The Hebrew letter vav is often transliterated “w” although in modern Hebrew it’s pronounced [v]. The original ancient Hebrew pronunciation must have been [w], as it is in Arabic wâw to this day. The German influence changed it to a [v] sound. Of course, the Germans write “w” when they mean the [v] sound. Confusing, isn’t it?!?
This is why you might see the variant transliterations Havvah, Hawwah, Chavvah, Chawwah, which are all the same spelling in the Hebrew alphabet. Personally, I follow the Library of Congress standardized transliteration for Hebrew and Yiddish, in which Het is dotted-H and vav is v.

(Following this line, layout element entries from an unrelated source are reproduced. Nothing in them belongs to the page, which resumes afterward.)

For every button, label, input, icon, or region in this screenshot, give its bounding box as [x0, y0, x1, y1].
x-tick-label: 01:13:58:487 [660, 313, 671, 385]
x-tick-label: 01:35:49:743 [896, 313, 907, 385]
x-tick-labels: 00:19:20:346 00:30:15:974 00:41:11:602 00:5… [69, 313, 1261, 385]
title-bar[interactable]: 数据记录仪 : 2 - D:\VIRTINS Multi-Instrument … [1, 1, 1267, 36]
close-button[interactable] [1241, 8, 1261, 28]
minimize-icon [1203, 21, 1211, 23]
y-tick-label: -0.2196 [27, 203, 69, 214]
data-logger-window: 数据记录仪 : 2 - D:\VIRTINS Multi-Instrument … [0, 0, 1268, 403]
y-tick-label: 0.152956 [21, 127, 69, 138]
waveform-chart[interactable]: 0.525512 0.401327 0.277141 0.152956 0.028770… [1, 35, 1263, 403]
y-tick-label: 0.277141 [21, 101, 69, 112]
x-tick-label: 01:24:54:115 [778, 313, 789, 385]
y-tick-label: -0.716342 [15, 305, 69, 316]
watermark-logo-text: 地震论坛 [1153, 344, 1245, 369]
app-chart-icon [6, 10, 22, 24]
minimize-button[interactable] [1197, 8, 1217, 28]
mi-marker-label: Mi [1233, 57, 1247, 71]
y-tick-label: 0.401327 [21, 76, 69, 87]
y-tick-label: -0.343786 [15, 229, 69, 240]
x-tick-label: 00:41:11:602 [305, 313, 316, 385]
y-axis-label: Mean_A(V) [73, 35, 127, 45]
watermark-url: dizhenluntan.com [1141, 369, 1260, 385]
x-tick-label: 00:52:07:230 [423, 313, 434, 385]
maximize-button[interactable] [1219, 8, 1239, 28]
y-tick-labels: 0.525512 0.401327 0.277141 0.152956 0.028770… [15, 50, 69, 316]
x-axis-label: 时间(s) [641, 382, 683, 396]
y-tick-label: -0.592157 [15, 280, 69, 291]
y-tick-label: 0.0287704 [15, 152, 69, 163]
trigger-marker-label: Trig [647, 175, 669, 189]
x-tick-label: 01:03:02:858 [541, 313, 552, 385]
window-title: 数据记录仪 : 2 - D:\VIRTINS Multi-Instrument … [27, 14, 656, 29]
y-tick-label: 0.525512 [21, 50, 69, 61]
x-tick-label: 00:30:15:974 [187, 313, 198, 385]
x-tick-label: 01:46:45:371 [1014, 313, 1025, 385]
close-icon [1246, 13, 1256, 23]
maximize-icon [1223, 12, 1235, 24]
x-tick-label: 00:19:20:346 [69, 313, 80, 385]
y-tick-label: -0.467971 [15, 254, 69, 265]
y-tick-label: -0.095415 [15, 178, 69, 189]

The Arabic cognate for ‘serpent’ is Hayyah. Interesting… Also, the name of John the Baptist in the Qur’ân is yaHyá, which is from the same root as Eve and means ‘he lives’. This is a different etymology from the actual name John, from Hebrew yoHanan meaning ‘God is gracious’.
In Arabic as in Hebrew, the letters y and w in a root can sometimes change into each other, or into a vowel, or sometimes just disappear. These are called “weak” roots because the letters are unstable. When the Hebrew letter yod (why do you call it “yud”?) is the first letter in a root, the Arabic cognate usually starts with w-. For example Hebrew yeled, Arabic walad ‘boy’.
In Latin it’s Eva, pronounced eh-vah.
Thanks guys. Every day I learn that I know less than I think.